= Tepastenam =

Tepastenam (baptized as Donald William Sinclair Ross; c. 1805) was a respected leader (Cree: kisayman) of the Pimicikamak indigenous people in the 19th century. From oral history accounts he may have been a Midewiwin leader/kisayman. The record of his baptism in 1875 describes him as "A noted conjurer for many years, who long resisted the teachings of Christianity."

==Life==
Tepastenam's family had its wintering grounds at "John Scott's Lake". This has been identified as Setting Lake on the Grass River. He and his family members traded at Nelson House until 1843, and later he began trading at Norway House. Beginning in 1861, some of his children and grandchildren were baptized at Rossville.

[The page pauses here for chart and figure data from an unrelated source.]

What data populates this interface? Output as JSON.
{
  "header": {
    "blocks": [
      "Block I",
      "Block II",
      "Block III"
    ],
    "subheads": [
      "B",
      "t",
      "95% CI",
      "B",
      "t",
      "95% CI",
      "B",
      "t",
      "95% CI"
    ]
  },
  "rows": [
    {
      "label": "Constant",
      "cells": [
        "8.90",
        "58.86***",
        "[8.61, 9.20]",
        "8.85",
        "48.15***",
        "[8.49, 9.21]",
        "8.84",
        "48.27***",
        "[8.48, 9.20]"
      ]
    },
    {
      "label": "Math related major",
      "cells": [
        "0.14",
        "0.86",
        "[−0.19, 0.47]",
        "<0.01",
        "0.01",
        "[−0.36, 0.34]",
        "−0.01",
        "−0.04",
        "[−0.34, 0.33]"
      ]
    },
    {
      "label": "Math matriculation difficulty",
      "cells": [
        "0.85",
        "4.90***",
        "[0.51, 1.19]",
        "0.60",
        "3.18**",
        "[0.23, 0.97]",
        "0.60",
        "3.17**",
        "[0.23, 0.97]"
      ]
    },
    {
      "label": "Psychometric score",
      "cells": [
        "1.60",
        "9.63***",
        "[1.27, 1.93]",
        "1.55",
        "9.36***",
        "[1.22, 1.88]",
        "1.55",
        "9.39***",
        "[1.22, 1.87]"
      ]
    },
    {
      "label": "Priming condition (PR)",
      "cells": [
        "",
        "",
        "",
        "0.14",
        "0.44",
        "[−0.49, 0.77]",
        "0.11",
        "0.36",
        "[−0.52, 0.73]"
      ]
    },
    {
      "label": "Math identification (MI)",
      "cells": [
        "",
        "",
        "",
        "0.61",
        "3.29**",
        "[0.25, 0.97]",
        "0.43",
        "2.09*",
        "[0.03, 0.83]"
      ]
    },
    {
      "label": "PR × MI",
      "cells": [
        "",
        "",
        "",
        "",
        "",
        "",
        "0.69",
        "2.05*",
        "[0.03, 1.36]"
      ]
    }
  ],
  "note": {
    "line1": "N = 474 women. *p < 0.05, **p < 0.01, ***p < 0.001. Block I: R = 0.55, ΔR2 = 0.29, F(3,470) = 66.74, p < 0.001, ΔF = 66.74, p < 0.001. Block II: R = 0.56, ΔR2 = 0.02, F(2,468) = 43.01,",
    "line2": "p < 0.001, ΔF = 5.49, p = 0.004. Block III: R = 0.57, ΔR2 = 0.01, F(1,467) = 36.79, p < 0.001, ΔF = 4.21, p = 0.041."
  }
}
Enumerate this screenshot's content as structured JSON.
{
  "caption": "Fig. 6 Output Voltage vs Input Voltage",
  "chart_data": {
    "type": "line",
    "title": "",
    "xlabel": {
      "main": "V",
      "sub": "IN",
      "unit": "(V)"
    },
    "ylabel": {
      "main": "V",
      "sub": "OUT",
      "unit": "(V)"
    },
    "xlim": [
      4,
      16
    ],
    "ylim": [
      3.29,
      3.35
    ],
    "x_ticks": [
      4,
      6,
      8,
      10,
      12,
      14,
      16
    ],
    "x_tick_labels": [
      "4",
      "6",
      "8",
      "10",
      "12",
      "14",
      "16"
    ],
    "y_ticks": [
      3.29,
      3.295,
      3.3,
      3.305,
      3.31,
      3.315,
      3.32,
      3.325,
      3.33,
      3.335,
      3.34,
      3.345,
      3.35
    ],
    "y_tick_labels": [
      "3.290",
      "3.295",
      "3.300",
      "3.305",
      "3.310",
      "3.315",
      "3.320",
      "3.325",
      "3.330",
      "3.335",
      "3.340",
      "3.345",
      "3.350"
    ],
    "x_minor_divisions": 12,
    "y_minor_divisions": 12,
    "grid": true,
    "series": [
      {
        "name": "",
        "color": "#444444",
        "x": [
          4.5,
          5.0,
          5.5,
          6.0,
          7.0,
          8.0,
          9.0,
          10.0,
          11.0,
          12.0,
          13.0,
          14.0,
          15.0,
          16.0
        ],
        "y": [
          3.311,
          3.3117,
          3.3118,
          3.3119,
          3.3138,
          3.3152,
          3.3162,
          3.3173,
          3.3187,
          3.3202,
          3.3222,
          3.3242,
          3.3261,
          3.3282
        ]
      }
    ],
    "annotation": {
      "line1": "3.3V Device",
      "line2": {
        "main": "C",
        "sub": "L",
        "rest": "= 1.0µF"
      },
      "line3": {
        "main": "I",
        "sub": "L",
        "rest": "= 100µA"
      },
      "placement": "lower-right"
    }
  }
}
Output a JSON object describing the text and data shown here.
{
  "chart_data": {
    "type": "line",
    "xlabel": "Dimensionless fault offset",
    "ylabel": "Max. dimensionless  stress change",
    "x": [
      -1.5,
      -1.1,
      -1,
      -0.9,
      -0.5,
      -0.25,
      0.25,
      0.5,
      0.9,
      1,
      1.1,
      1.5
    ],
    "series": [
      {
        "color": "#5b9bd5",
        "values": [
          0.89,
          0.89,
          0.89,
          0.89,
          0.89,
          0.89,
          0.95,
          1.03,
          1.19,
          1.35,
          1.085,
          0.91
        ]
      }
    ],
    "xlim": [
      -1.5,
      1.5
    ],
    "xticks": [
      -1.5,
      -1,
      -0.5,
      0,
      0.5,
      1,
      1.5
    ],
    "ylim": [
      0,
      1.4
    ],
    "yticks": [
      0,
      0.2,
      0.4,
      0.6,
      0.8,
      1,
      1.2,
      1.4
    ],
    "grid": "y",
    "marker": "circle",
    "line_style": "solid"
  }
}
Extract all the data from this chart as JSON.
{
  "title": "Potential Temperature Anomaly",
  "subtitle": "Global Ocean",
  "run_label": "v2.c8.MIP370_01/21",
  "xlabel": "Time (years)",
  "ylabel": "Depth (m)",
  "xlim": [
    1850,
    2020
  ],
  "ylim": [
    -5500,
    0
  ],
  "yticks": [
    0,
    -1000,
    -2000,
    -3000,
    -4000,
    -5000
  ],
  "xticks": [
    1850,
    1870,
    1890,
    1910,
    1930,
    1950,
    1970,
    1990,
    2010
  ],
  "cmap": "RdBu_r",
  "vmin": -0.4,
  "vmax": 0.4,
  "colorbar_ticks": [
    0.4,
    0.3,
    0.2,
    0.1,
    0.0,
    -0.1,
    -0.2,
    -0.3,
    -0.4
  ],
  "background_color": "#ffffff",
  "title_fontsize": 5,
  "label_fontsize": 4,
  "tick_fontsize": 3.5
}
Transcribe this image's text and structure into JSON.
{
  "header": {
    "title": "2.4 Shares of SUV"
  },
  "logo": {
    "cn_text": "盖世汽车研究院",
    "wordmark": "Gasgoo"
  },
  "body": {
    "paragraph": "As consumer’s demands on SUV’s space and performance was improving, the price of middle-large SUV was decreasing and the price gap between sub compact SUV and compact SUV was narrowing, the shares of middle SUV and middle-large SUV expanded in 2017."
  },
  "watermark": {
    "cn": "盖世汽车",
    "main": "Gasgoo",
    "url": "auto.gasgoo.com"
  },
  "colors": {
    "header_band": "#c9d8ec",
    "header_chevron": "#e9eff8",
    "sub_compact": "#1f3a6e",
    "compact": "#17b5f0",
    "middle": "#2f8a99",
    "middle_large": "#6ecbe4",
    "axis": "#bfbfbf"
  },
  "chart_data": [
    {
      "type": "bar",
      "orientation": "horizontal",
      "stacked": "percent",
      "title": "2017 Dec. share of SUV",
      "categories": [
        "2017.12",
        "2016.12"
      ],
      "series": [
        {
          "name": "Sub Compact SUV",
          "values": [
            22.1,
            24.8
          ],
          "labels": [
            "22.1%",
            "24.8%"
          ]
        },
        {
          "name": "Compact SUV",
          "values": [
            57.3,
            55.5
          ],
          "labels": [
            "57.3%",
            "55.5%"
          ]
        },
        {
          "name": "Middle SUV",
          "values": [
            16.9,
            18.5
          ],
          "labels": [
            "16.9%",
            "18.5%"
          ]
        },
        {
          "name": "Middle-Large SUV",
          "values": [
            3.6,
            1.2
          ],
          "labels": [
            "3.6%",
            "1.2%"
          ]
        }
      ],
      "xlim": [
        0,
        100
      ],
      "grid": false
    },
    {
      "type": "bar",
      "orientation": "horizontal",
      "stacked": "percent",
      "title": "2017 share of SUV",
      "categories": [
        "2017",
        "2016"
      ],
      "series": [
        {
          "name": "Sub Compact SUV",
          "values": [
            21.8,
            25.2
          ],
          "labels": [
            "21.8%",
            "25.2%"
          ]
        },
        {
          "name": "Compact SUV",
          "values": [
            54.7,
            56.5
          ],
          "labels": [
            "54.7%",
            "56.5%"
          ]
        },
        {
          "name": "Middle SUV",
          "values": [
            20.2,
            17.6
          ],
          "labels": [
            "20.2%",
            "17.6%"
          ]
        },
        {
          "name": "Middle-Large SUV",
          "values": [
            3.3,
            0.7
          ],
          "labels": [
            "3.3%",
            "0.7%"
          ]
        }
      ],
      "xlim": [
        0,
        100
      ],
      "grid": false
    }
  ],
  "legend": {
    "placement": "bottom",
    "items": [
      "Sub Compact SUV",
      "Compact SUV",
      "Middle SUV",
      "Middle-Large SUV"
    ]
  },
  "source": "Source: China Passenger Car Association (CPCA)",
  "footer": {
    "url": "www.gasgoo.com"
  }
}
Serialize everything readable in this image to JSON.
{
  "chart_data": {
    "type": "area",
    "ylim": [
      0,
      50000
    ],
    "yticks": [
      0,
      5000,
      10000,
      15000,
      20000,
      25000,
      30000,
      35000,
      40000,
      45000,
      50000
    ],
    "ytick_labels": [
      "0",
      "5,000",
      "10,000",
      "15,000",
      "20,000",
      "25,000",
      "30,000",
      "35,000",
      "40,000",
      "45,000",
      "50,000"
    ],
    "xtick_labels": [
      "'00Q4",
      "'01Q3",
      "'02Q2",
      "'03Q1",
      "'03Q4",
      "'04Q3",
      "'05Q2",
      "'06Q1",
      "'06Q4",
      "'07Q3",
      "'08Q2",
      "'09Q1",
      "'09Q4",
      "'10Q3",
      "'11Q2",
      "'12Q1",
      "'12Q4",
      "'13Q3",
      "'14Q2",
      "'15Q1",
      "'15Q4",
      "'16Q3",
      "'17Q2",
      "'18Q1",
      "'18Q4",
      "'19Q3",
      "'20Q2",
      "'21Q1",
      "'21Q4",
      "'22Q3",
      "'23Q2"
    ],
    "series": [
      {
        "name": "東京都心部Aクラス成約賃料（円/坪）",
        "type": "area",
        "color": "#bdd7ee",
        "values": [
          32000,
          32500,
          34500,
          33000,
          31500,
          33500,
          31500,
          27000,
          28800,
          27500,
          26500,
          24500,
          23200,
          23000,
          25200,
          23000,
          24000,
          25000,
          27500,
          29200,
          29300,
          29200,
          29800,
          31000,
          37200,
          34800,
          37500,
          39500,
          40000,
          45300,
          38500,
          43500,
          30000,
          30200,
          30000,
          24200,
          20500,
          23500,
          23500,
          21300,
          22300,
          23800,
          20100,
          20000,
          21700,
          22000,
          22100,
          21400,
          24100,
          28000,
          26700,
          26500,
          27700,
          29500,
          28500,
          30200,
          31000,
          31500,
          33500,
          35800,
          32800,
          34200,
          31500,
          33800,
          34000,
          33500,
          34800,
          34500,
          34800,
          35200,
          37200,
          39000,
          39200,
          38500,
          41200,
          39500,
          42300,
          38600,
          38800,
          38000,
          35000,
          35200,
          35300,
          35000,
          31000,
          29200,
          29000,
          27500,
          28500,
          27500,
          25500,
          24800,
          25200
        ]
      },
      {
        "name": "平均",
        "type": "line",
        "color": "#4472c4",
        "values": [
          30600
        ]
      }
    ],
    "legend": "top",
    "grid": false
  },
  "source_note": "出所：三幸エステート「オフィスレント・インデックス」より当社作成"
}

In 1875, Tepastenam was baptized as Donald William Sinclair Ross, reportedly named after two Hudson's Bay Company Chief Factors: Donald Ross and William Sinclair. He was listed in the 1881 register of the Cross Lake Methodist congregation as "chief" and his wife May was listed as "chiefess". Ross first appears on the government of Canada pay list as "chief" in 1876. However, he "was a leader both before and after [Pimicikamak] entered treaty."

===Treaty 5===
Tepastenam was notable as the lead signatory to Treaty 5 on behalf of the Pimicikamak people on September 24, 1875 in Norway House. Neither of the other two signatories matched his stature as a leader of the Pimicikamak people. His mark (an X) granted Treaty rights to the Crown in an area of the Northwest Territories that was twice the size of the Province of Manitoba at the time.